Weird History: Great Moon Hoax

Avatar of Eli Leichter Wilson
Sports Column

Fake news has taken over the internet in the past few years and it can be impossible to tell what’s true and what isn’t. In a 2016 survey, 89 percent of Americans reported that fake news had at some point caused “a great deal of confusion” about basic facts. But despite the internet making the spreading of fake news easier, completely made-up reports are nothing new. A great example of this was during the week of Aug. 25, 1835, when a non-existent scientific journal informed the public that a civilization had been discovered on the moon… and everyone believed it. 

The first reports were published in “The Sun,” a New York newspaper. Over the six articles published, a made-up author named Dr. Andrew Grant told the story of the new discovery. He wrote that a highly respected British astronomer named Sir John Herschel, through the use of a 27-foot-wide telescope weighing seven tons, had peered at the moon from a research station in South Africa and discovered something extraordinary. Grant claimed that Herschel had seen a huge lake, about 300 miles long, with a volcano at its center and giant amethyst and quartz crystals jutting out from the lake’s surface. According to the reports, there were dozens of species of animals on the moon: gigantic four-legged mammals resembling bison, as well as unicorns, tiny zebras, golden pheasants, and bipedal beavers, to name just a few. The most important discovery, however, was a group of three dozen humanoid creatures with thick fur and large bat wings, who the author called “Vespertilio-homo,” or “bat-man” in Latin. 

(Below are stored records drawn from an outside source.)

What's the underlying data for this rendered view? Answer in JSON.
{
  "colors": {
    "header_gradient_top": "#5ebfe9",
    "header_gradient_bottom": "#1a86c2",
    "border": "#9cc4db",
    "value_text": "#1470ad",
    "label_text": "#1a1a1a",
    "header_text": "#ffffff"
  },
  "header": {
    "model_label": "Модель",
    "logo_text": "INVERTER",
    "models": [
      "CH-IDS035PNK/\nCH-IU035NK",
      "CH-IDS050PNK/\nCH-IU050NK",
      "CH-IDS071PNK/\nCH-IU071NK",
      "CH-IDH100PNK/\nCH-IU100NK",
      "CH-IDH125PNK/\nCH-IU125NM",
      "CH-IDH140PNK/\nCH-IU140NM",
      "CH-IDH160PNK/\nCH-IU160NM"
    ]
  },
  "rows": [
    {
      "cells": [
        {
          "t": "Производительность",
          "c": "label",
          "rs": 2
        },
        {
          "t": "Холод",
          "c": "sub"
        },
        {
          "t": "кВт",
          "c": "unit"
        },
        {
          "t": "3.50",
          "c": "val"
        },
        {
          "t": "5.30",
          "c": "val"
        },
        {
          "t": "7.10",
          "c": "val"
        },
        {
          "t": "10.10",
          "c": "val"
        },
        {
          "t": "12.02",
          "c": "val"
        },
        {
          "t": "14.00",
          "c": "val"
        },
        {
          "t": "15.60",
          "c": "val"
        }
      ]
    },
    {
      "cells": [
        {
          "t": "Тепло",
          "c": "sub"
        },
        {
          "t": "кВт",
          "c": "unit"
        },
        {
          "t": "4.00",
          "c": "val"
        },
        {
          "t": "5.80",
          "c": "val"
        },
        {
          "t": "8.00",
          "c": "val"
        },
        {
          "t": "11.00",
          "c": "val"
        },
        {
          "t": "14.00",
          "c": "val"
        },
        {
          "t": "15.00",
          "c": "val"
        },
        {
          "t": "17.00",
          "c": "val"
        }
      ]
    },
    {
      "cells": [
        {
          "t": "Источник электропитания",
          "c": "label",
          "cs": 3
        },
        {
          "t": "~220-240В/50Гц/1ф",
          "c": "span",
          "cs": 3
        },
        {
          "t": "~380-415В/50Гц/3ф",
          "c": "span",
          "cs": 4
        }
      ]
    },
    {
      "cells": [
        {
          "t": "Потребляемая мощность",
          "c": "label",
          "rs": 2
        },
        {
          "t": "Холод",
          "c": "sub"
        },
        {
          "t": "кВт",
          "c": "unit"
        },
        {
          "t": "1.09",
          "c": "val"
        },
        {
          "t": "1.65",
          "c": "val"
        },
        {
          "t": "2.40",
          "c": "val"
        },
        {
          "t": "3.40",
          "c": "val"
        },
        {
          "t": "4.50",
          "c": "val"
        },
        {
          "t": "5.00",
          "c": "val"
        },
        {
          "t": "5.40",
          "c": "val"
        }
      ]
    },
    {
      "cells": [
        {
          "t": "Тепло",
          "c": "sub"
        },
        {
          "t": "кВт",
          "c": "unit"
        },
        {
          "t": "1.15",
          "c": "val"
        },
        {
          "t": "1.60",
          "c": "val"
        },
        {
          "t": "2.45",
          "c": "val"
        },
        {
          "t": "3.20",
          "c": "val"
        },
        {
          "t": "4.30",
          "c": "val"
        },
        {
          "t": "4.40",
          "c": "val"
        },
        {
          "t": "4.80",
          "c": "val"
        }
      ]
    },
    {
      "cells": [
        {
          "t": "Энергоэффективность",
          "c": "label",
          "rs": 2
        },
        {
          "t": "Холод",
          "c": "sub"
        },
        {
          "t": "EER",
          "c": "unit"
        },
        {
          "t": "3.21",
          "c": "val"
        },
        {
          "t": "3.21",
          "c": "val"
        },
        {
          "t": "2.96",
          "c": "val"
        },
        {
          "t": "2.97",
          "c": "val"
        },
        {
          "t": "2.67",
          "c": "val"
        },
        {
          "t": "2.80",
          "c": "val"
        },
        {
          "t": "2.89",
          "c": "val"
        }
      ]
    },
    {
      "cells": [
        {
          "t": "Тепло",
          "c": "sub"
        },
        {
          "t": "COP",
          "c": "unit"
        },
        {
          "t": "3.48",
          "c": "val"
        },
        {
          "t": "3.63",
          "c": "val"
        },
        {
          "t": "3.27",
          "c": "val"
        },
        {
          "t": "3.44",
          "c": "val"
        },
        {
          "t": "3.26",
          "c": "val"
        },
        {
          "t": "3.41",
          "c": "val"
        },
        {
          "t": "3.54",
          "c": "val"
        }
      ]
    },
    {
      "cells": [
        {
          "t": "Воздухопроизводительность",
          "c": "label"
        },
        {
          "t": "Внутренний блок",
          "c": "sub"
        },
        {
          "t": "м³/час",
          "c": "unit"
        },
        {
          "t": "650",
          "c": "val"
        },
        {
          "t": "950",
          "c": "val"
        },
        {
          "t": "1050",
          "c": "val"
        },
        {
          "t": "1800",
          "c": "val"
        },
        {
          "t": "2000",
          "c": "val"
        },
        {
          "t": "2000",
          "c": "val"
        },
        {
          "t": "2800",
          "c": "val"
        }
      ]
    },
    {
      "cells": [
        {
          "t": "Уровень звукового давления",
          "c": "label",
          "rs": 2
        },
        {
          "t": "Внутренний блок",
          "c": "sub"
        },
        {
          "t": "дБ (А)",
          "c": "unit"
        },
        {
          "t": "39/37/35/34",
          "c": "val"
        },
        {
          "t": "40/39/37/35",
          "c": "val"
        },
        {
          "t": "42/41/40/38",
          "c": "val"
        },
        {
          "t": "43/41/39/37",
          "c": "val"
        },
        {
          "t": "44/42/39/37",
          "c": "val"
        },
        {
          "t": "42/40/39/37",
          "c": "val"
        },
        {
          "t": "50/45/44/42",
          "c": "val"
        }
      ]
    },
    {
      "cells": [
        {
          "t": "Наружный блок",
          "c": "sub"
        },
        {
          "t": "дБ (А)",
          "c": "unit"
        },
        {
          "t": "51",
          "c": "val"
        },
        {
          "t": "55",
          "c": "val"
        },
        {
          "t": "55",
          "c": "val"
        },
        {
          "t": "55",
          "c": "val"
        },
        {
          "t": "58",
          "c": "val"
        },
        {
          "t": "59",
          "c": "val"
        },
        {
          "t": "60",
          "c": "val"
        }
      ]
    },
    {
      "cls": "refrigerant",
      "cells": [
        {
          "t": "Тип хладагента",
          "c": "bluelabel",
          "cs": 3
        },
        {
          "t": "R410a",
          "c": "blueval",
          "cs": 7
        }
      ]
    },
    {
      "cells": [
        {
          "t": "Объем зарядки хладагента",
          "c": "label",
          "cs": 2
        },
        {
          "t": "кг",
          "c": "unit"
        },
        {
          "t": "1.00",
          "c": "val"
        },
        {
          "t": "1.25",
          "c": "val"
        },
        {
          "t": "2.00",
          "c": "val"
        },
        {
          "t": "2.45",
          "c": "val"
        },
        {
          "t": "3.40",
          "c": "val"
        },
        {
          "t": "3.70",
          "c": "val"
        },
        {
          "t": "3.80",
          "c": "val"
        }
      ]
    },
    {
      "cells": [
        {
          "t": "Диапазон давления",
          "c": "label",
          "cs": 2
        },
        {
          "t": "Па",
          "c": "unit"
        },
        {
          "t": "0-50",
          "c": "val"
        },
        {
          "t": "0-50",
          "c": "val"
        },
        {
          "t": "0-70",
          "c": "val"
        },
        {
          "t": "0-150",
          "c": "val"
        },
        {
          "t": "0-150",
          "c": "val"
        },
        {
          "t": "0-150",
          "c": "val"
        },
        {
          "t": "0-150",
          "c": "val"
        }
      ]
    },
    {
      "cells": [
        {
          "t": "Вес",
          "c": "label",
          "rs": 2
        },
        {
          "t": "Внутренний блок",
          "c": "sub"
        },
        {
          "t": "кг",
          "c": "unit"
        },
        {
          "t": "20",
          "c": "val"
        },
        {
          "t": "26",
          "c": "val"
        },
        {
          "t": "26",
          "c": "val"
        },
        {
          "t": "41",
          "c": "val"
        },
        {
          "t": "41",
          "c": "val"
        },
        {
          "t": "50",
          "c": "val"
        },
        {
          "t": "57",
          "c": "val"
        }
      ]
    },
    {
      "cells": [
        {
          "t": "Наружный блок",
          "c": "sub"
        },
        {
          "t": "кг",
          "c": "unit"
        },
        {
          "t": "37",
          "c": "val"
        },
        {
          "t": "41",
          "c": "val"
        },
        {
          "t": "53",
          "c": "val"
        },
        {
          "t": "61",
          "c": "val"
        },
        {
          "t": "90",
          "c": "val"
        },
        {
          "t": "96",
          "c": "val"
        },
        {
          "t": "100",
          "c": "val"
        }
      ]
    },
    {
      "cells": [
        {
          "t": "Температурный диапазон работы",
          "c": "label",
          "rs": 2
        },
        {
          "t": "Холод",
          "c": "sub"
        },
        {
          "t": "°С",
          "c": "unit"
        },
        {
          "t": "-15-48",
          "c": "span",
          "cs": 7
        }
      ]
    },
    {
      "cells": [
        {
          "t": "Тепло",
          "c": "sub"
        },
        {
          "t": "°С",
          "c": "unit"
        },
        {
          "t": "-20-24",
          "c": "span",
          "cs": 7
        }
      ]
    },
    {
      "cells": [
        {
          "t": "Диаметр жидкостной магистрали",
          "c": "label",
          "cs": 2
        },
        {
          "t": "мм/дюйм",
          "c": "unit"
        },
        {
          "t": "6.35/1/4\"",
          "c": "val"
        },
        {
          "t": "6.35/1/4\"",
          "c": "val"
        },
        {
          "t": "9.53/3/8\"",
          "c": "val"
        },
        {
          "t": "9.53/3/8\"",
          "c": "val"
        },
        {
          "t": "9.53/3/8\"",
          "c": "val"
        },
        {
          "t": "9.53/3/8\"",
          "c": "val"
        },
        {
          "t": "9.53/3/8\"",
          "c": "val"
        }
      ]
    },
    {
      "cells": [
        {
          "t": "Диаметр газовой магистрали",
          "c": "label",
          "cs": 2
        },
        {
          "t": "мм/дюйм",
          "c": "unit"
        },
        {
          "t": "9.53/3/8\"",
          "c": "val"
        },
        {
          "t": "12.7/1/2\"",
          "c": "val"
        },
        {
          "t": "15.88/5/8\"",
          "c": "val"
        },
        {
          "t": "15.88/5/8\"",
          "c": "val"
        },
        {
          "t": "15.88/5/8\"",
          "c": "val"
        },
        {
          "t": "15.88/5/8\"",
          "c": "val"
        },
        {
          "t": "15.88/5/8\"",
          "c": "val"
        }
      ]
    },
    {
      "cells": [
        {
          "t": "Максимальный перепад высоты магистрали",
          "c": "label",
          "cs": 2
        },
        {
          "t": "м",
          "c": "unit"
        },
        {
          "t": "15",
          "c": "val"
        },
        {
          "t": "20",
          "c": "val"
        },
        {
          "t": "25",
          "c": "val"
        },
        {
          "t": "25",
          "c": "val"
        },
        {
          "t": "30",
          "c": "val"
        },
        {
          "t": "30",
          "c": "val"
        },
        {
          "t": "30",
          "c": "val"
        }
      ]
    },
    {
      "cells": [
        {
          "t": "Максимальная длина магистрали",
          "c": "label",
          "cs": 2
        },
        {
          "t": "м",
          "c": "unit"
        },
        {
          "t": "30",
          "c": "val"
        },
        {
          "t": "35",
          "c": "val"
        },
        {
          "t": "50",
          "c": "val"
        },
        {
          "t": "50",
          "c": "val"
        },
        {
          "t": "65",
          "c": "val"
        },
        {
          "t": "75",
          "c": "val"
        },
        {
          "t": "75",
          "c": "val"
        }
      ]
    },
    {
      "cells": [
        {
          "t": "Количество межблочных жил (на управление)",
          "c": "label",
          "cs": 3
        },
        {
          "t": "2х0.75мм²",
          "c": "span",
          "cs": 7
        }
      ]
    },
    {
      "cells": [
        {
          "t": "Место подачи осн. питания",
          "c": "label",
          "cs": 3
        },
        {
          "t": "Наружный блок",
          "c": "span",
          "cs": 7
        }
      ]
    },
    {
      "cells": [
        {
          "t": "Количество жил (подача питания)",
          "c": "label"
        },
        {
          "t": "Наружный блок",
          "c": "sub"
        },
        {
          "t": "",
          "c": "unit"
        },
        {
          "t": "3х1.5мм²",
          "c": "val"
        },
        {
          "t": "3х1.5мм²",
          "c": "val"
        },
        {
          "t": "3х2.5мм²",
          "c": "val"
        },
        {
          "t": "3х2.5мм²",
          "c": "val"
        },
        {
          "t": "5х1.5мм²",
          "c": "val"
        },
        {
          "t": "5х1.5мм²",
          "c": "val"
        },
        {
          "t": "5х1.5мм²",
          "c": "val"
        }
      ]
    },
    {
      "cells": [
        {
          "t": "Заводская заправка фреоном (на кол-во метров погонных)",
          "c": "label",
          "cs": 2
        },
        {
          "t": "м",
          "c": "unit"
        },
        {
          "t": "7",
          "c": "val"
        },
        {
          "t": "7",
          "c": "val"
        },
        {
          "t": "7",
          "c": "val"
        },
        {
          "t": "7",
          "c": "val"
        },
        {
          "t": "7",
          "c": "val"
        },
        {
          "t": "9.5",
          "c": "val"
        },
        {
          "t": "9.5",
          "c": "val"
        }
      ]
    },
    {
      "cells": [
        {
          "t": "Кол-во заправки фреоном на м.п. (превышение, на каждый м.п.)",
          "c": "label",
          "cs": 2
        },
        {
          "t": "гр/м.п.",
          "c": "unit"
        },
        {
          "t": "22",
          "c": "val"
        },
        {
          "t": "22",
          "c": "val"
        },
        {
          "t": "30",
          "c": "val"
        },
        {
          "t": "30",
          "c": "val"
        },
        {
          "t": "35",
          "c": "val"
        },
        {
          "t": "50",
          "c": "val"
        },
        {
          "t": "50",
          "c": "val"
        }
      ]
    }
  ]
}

All of this begs the question, how on earth did anybody believe this? The answer lies in the state of the scientific community at the time. By 1835, the world was in the tail end of the first industrial revolution and the public was extremely ready to accept any reports of scientific innovation as fact. Remember, just the last 50 years had seen a slew of new world-changing inventions, rapid urbanization all over the globe, and dramatic changes in the ways people lived, earned money, and fed themselves. In a way, men on the moon was not that big of a leap and the public fully bought into it. 

With these new revelations, sales of “The Sun” skyrocketed. That week saw the largest ever circulation of a daily newspaper at the time and the first article alone sold 20,000 copies, primarily in New York and England. In fact, sales of “The Sun” never went back down. The newspaper remained extremely popular until it shut down in 1950, even winning a Pulitzer Prize the year prior. So what can we learn from this story? Basically, check the facts you’re learning before telling other people. Fake news is more prevalent than ever right now.  Sometimes, it feels like nobody can ever be trusted. All I can do is encourage everyone reading this to fact check everything with sources you know you can trust, and if anyone tells you that scientists found a new race of humans on the moon, don’t believe them.